April’s mom got pregnant at 15. She had two kids by the time she was 19. Now that April and her brother don’t require the care that younger kids do, she says she wants “her turn” to be a normal teen.

She’s certainly not old. At 31, she’s younger than most of the other moms. But she isn’t a teen either. For her to have any influence on her children, she needs to reconcile herself to the fact that, yes, she did miss out on some things but, no, she can’t ever be 16 again. She can enjoy her life without trying to be her kids’ peer.

Possible solutions:

  • Make peace with yourself. Find ways to replace regrets about the past with resolutions for the present.

5. Do you have medical or psychiatric problems?
Illness (physical or mental) can take over. Some people have the internal resources to cope and even be heroic despite devastating diagnoses. Others simply aren’t wired that way.

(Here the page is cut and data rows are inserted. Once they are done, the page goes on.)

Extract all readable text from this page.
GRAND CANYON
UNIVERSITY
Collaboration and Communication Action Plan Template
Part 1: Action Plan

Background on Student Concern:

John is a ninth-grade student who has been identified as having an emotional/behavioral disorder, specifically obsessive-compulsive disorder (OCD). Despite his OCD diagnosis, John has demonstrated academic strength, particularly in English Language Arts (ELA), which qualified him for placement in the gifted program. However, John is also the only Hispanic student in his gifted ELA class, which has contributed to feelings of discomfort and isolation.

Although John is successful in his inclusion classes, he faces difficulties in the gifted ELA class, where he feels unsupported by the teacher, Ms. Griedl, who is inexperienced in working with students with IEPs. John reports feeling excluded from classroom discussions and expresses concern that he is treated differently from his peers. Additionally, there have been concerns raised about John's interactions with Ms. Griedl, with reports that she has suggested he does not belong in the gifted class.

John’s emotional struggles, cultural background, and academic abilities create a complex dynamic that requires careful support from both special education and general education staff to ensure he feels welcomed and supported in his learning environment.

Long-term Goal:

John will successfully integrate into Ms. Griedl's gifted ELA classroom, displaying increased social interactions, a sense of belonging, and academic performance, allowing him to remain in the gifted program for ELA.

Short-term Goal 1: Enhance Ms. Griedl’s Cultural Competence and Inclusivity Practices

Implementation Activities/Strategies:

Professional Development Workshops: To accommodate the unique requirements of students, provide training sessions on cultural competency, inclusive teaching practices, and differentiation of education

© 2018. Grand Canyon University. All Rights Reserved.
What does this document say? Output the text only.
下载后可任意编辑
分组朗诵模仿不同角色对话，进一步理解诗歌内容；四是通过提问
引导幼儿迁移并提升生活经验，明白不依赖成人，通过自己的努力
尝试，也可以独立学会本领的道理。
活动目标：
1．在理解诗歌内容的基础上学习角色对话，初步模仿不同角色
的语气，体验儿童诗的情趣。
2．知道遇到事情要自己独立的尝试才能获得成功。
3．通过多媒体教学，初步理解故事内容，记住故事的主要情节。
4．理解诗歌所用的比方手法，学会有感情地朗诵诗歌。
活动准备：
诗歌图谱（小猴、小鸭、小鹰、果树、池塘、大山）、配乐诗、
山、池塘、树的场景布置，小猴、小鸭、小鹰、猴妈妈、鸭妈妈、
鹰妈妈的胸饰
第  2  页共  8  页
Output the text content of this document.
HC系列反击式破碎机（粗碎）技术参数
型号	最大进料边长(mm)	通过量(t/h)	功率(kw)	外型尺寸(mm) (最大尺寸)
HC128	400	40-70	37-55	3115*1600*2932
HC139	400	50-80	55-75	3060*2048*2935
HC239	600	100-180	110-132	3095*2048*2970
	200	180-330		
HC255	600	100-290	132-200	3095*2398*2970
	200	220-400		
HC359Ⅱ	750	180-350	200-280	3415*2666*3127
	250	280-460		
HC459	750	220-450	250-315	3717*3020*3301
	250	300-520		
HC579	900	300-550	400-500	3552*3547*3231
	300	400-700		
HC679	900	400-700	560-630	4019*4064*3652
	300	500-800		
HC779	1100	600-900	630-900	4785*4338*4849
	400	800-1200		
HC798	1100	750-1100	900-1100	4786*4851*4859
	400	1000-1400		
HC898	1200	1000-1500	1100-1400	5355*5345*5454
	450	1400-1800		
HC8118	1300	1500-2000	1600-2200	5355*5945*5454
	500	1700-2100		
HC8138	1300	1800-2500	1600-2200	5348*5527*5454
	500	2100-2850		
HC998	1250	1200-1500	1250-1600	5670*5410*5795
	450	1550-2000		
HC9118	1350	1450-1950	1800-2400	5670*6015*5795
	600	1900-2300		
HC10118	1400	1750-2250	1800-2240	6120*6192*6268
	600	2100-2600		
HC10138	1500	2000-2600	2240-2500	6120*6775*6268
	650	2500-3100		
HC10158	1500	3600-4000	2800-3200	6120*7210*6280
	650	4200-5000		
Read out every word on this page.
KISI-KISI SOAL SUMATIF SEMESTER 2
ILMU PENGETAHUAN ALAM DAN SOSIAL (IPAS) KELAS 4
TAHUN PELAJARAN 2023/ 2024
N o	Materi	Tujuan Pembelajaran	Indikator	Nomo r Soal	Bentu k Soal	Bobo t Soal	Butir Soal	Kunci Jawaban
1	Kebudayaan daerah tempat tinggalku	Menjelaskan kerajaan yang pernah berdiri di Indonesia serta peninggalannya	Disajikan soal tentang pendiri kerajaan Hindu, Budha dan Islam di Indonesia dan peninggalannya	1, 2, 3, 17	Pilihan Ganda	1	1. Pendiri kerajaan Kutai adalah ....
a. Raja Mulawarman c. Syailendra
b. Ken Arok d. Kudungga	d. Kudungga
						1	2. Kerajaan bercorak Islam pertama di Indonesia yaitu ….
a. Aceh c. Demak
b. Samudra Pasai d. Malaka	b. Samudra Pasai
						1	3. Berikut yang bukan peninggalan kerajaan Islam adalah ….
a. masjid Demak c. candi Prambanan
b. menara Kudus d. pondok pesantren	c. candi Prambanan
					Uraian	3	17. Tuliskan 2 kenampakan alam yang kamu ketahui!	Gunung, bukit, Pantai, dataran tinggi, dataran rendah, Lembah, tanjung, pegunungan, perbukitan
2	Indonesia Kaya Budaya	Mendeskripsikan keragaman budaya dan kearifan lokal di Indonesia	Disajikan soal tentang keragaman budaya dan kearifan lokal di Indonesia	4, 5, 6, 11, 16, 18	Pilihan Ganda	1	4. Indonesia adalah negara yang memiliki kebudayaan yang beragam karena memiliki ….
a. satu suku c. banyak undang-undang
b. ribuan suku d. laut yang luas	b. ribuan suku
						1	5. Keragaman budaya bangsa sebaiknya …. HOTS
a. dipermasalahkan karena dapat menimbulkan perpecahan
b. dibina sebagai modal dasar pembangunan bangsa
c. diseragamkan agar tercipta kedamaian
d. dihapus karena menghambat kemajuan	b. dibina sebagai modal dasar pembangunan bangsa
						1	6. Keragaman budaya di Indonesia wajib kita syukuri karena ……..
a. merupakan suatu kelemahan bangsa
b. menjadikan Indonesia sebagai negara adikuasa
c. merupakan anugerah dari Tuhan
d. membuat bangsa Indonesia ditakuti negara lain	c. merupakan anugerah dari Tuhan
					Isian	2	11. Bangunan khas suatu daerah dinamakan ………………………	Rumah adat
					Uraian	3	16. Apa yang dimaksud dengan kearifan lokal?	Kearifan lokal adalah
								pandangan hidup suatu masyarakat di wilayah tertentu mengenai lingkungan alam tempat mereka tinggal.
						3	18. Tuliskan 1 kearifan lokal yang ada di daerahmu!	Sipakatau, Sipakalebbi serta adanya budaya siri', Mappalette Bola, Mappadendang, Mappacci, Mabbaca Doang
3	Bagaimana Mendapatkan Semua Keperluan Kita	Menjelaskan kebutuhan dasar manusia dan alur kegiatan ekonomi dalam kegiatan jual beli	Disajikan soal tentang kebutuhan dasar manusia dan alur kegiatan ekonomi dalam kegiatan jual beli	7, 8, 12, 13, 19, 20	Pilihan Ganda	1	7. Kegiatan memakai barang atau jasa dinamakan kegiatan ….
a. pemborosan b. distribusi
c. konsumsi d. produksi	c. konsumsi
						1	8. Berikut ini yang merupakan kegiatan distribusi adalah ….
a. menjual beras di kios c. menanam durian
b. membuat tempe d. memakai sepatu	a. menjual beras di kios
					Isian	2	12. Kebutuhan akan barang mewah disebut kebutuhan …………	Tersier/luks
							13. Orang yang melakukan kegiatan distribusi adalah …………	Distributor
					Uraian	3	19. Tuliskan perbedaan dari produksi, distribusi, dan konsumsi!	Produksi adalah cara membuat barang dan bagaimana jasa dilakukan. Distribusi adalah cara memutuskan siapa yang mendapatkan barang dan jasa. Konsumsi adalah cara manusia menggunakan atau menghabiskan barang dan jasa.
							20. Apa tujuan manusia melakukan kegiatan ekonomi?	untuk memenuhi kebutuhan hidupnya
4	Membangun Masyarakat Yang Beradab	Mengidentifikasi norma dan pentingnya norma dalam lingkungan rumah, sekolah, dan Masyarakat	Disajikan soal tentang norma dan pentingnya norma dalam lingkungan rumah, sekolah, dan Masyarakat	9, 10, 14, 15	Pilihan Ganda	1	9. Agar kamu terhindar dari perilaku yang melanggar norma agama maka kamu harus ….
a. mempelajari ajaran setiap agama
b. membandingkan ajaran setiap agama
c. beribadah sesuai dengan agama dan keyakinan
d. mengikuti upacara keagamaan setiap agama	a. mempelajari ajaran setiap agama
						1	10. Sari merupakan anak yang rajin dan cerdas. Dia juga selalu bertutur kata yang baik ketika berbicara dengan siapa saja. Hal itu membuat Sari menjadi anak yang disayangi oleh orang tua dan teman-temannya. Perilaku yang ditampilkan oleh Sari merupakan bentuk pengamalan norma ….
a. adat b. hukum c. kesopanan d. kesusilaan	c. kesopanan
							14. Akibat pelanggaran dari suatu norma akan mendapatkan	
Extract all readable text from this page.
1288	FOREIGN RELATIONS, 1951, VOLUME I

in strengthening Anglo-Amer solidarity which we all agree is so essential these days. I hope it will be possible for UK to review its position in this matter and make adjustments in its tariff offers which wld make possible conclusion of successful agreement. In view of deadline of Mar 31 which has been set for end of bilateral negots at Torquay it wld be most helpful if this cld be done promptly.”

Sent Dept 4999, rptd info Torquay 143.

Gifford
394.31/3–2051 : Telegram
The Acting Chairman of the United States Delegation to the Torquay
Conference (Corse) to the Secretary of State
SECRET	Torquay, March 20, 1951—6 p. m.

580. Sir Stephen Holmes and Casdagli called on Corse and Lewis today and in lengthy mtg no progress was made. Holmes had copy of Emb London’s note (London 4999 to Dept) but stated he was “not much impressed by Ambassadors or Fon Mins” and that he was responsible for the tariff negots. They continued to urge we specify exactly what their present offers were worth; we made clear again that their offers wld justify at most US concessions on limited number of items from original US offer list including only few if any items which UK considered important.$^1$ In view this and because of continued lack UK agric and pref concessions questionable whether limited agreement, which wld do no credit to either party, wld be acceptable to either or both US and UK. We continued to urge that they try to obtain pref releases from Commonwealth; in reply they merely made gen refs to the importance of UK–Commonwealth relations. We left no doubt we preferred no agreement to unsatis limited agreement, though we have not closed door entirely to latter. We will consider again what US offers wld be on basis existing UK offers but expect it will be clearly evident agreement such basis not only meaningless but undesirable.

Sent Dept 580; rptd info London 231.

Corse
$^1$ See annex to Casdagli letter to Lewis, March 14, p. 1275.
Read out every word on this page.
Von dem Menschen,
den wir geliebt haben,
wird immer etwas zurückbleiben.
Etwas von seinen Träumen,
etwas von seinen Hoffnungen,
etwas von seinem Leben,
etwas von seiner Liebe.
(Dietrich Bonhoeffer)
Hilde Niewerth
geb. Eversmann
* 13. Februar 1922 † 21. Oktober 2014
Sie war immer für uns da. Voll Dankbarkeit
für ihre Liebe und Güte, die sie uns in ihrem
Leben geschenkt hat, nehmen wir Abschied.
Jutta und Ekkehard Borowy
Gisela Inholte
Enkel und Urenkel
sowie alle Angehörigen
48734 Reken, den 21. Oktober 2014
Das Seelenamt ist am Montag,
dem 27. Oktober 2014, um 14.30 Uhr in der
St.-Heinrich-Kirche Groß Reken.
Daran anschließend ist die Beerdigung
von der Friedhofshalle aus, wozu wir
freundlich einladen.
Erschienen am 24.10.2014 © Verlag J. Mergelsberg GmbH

Struggling with chronic illness is certainly draining. Kids, even very young kids, can be surprisingly helpful and compassionate. But they are still kids. It’s important to call in some help whenever possible so that kids aren’t turned into primary caretakers. Children who are overtaxed by feeling overly responsible for their parent’s well-being often buckle under the pressure. The result can be anything from out-and-out anger and rebellion to childhood depression.

Many hospitals offer ongoing support groups so that people who are battling the same diagnoses can support and learn from each other. Often it’s possible to obtain a case manager and some practical help. Loving our children when we are ill means loving ourselves enough to get the help we need.

Possible solutions:

  • Get adequate treatment. Actively work with your doctors. Find an adult support group so that you are not expecting your kids to be your caretaker.